Nos bastidores do Ministério da Fazenda, a expectativa era gerar espaço fiscal de R$ 20,5 bilhões em 2025 e R$ 41 bilhões em 2026. A divulgação desses números alimentou críticas: se o objetivo é arrecadação, perde-se a justificativa extrafiscal que sustenta o regime jurídico facilitado.
O Congresso, ao reagir, invocou o art. 49, V, da Constituição, que lhe dá competência para sustar “atos normativos do Poder Executivo que exorbitem do poder regulamentar”. Parlamentares alegaram que as majorações atingiram setores inteiros sem estudo de impacto regulatório, caracterizando excesso.
O problema, como lembram juristas, é que os decretos sobre alíquotas do IOF não derivam de lei a ser regulamentada, mas diretamente da Constituição. São, portanto, decretos autônomos. Ao tentar sustá-los, o Legislativo extrapola sua competência, transformando o mecanismo de freio em verdadeira revogação de ato presidencial, algo que só o Judiciário pode fazer por meio de controle de constitucionalidade.
A disputa foi parar no STF em três ações de controle concentrado: a ADI 7.827, do PL, para derrubar os decretos presidenciais; a ADI 7.839, do PSOL, contra o Decreto Legislativo 176; e a ADC 96, do próprio presidente, para declarar a constitucionalidade do Decreto 12.499.
O ministro Alexandre de Moraes, relator dos processos, suspendeu todos os atos — tanto do Executivo quanto do Legislativo — até decisão final. A cautelar se baseou em dois pontos: primeiro, apontou “séria e fundada dúvida” sobre desvio de finalidade do governo, já que o salto de arrecadação previsto — 60% acima da receita total de IOF em 2024 — sugere caráter puramente fiscal; segundo, considerou que o decreto legislativo violou a separação de Poderes, pois o art. 49, V, não autoriza o Congresso a sustar decretos autônomos.
O ponto jurídico central é se um decreto legislativo pode ser usado para barrar um decreto presidencial editado com fundamento direto na Constituição. A doutrina majoritária entende que não.

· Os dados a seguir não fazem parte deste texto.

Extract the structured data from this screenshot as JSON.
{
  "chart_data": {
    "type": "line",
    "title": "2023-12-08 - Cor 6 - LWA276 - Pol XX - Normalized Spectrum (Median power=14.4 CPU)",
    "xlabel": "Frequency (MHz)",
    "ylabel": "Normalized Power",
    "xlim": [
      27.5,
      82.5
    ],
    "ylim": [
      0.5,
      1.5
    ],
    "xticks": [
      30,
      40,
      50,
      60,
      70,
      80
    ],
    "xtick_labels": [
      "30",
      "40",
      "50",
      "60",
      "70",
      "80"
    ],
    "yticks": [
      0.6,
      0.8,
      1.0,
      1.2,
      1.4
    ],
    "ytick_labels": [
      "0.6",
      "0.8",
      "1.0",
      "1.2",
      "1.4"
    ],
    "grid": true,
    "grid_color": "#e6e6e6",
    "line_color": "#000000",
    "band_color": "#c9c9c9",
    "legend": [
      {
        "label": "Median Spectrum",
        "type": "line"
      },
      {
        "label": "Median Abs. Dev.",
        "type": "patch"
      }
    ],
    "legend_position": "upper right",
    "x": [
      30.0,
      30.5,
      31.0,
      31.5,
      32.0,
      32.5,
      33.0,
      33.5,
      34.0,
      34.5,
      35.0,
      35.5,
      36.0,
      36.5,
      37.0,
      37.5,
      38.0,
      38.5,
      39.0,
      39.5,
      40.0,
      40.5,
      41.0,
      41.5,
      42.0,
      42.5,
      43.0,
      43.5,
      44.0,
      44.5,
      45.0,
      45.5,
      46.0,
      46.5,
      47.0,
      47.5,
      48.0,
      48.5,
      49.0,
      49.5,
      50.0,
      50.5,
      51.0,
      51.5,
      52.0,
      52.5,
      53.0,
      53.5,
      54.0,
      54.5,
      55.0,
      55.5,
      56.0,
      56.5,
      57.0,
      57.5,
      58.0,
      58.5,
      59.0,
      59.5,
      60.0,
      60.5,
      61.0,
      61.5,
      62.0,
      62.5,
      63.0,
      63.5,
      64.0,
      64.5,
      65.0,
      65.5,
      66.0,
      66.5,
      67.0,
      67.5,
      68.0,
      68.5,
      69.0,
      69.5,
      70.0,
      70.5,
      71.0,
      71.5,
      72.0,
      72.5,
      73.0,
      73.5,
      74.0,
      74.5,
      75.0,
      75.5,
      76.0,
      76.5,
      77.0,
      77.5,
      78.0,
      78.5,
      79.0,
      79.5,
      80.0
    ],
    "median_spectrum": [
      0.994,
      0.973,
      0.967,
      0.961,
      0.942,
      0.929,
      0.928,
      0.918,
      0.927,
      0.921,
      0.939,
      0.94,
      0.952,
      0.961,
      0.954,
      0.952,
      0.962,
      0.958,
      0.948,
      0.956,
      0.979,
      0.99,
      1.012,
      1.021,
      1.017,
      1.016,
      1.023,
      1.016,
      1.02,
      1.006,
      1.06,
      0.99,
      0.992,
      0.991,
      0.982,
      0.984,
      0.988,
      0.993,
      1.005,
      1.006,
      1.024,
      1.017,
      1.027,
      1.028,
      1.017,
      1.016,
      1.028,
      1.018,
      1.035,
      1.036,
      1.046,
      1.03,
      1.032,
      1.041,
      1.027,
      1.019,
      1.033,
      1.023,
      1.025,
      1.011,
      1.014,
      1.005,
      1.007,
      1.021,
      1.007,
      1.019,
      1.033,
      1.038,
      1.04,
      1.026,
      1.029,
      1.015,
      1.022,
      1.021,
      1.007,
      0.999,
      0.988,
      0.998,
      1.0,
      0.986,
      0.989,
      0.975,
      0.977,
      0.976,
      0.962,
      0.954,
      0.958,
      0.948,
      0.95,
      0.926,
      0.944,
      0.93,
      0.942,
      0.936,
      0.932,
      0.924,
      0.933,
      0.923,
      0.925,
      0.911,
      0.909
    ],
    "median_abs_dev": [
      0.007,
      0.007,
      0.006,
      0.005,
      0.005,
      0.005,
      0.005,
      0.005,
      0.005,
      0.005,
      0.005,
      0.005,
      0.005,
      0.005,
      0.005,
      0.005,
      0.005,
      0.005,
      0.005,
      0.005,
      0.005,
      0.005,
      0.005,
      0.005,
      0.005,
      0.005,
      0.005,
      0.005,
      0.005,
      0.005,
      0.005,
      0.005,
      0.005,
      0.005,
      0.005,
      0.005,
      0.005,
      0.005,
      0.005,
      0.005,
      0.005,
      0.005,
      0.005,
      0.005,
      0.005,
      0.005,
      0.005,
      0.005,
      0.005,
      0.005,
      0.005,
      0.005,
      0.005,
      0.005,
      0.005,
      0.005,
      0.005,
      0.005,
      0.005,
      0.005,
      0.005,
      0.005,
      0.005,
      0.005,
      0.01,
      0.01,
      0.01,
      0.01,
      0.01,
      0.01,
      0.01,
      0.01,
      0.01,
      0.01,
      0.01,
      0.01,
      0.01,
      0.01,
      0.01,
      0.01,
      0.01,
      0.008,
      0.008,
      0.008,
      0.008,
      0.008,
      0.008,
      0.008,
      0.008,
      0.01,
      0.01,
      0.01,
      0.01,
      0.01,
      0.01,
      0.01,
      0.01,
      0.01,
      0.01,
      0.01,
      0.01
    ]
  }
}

Em precedente importante, o STF já afirmou, na ADI 748, que a sustação prevista no art. 49, V, é mecanismo de autocontenção da atividade administrativa, restrito a casos de excesso de regulamentação ou abuso de delegação legislativa.
Quando o Executivo age em competência própria — como no caso do IOF — o controle deve ocorrer via ação direta de inconstitucionalidade. Moraes citou ainda precedentes como a ADI 5.740 e a ADI 1.553, reforçando que o Parlamento não pode substituir o Judiciário no exame de constitucionalidade material.
Esse debate se conecta à natureza extrafiscal do IOF. O Supremo tem reiterado, desde o RE 570.680, que a mitigação da legalidade e da anterioridade, autorizada pelo art. 153, §1º, exige do governo prova concreta de que a medida busca regular mercados, não apenas aumentar arrecadação.
Nas palavras de Moraes, “o IOF escapa das barreiras da anterioridade exatamente porque serve de instrumento de equalização do mercado financeiro”. Se a majoração atende só à meta fiscal, o decreto perde sua base constitucional. A decisão cautelar não cravou o desvio, mas considerou plausível a tese e determinou a suspensão para evitar “efeitos perversos” sobre contribuintes e sobre a harmonia entre os Poderes.
No campo político, a crise do IOF expôs fissuras na base governista e deu munição à oposição, que acusa o Planalto de aumentar impostos sem debate público. No governo, há temor de que a liminar comprometa o ajuste fiscal e reduza previsibilidade para investidores. Economistas alertam que a indefinição sobre alíquotas, mesmo que temporária, aumenta a volatilidade do câmbio e pressiona juros futuros, anulando parte do efeito regulatório pretendido.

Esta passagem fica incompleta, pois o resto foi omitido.